La scommessa è coerente con il profilo di Turakhia, che negli ultimi due decenni ha cofondato aziende come Directi, Radix, Titan e la società di software bancario Zeta, spesso finanziandole inizialmente con risorse proprie prima di aprire a investitori esterni. Con Neo sta seguendo lo stesso schema, scegliendo il bootstrap per sostenere un progetto che considera legato a un passaggio tecnologico strutturale.

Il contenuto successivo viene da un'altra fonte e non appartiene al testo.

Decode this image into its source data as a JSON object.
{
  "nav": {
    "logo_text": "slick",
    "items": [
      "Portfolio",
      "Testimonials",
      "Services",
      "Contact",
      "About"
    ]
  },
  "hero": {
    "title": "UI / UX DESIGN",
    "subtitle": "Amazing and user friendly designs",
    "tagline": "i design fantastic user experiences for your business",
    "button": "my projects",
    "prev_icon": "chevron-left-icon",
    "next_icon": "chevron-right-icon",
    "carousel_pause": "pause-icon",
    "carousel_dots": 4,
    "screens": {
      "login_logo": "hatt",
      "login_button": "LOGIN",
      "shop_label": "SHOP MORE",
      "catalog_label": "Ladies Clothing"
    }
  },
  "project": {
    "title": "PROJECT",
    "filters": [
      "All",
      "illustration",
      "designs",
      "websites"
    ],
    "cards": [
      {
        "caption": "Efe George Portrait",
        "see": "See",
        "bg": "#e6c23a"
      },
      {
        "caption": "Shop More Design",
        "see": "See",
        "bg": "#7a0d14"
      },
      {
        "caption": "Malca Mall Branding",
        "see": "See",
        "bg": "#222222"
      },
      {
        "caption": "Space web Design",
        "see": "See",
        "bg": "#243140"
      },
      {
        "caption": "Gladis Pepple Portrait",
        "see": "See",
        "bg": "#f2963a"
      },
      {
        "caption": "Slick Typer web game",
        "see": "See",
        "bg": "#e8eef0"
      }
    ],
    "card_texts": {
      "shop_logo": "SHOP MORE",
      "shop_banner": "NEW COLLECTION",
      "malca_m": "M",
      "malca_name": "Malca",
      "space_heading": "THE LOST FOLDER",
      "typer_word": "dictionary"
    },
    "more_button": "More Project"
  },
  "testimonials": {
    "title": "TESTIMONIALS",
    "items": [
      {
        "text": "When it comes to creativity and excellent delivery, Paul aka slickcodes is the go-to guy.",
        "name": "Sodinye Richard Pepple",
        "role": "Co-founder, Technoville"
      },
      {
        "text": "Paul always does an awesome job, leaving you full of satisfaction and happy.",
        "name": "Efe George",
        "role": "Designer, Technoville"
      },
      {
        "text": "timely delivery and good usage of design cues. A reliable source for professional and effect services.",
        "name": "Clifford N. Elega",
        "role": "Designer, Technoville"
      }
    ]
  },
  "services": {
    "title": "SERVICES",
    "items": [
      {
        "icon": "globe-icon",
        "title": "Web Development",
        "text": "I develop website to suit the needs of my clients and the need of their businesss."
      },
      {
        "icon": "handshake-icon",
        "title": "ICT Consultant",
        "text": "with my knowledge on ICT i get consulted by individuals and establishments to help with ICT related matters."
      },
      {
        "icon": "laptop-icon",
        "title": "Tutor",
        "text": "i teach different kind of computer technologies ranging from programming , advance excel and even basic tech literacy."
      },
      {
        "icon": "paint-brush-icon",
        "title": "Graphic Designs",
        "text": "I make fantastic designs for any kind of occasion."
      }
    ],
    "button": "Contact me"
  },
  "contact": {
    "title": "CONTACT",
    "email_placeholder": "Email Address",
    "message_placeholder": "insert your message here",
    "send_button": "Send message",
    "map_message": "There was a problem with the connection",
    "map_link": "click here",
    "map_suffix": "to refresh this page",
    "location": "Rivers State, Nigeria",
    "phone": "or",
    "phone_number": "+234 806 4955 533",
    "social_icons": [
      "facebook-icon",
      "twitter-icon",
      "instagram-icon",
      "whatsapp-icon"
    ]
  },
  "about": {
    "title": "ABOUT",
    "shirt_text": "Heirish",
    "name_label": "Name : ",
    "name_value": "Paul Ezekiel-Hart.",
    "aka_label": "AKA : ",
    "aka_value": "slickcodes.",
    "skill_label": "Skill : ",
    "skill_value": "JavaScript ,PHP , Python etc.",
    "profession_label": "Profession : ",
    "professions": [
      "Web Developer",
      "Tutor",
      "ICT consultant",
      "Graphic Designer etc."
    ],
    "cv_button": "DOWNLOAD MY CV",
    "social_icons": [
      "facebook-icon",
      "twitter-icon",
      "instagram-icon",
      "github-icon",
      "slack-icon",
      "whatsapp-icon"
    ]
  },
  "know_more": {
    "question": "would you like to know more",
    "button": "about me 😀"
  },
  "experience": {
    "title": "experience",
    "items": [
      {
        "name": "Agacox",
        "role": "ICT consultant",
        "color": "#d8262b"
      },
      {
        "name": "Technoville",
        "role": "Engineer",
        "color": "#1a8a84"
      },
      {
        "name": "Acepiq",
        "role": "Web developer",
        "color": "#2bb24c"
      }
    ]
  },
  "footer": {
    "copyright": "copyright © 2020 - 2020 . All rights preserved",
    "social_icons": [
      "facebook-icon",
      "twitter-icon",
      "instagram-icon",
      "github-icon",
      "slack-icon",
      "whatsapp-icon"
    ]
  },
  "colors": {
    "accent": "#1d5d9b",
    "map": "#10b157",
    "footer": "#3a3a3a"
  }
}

La piattaforma è stata lanciata internamente in aprile e riunisce in un solo prodotto project management, documenti, file storage e AI. L’obiettivo dichiarato è trasformare l’intelligenza artificiale in un partecipante attivo del lavoro quotidiano, non in un assistente separato da consultare a parte. In questa lettura, la produttività aziendale non passa solo da strumenti più intelligenti, ma da flussi di lavoro progettati perché l’AI sia presente nel contesto operativo in cui decisioni, materiali e attività vengono creati.
Turakhia sostiene che molti incumbent partano da uno svantaggio strutturale quando provano a integrare l’AI in prodotti concepiti prima della generative AI. Neo, al contrario, viene presentata come una piattaforma AI-first e model-agnostic: le imprese possono cambiare modello di intelligenza artificiale senza essere vincolate a un unico provider. Per le aziende, questo punto può pesare nella gestione dei costi, della compliance e della dipendenza tecnologica, soprattutto mentre i reparti IT cercano architetture più flessibili.
La competizione, però, è già affollata. Microsoft, Google e Salesforce stanno incorporando funzionalità AI nei rispettivi software per il lavoro, mentre grandi laboratori come Anthropic e OpenAI, insieme a società di produttività come Notion e Superhuman, corrono per ridefinire il modo in cui le imprese usano l’intelligenza artificiale nei workflow quotidiani. Nello stesso spazio si muovono anche altre iniziative enterprise, come 8090 di Chamath Palihapitiya, avviata con capitale proprio prima di un round da 135 milioni di dollari.
La tesi di Turakhia è che il software enterprise non sia un mercato winner-takes-all. Anche una quota limitata della spesa globale in AI aziendale, nell’ordine del 2%–5%, potrebbe generare un’azienda più grande di quelle costruite finora dall’imprenditore. È una valutazione che spiega perché Neo non venga proposta come semplice suite alternativa, ma come tentativo di occupare una nuova categoria: un ambiente di lavoro in cui la produttività non è separata dall’automazione intelligente.
Negli ultimi mesi Neo è stata usata internamente nelle società di Turakhia, inclusa Zeta. Il rollout verso aziende di medie dimensioni è previsto nei prossimi mesi, con un primo target composto da knowledge worker in tecnologia, consulenza e servizi professionali. La startup, basata a Bengaluru, conta oggi circa 45 persone, tra cui 18 ingegneri, e punta ad arrivare a circa 100 dipendenti entro fine anno, concentrando le assunzioni su AI e sviluppo software.
Un altro elemento della scommessa riguarda il modo in cui Neo è stata costruita. Turakhia afferma che la piattaforma iniziale è stata sviluppata in tre mesi usando estesamente l’AI nel processo di sviluppo, un lavoro che prima dell’AI generativa avrebbe richiesto più di un anno e un team di engineering molto più ampio. La sfida ora si sposta dall’efficienza di costruzione all’adozione: convincere le imprese che un ambiente di lavoro ridisegnato per l’AI possa sostituire strumenti consolidati, non soltanto affiancarli.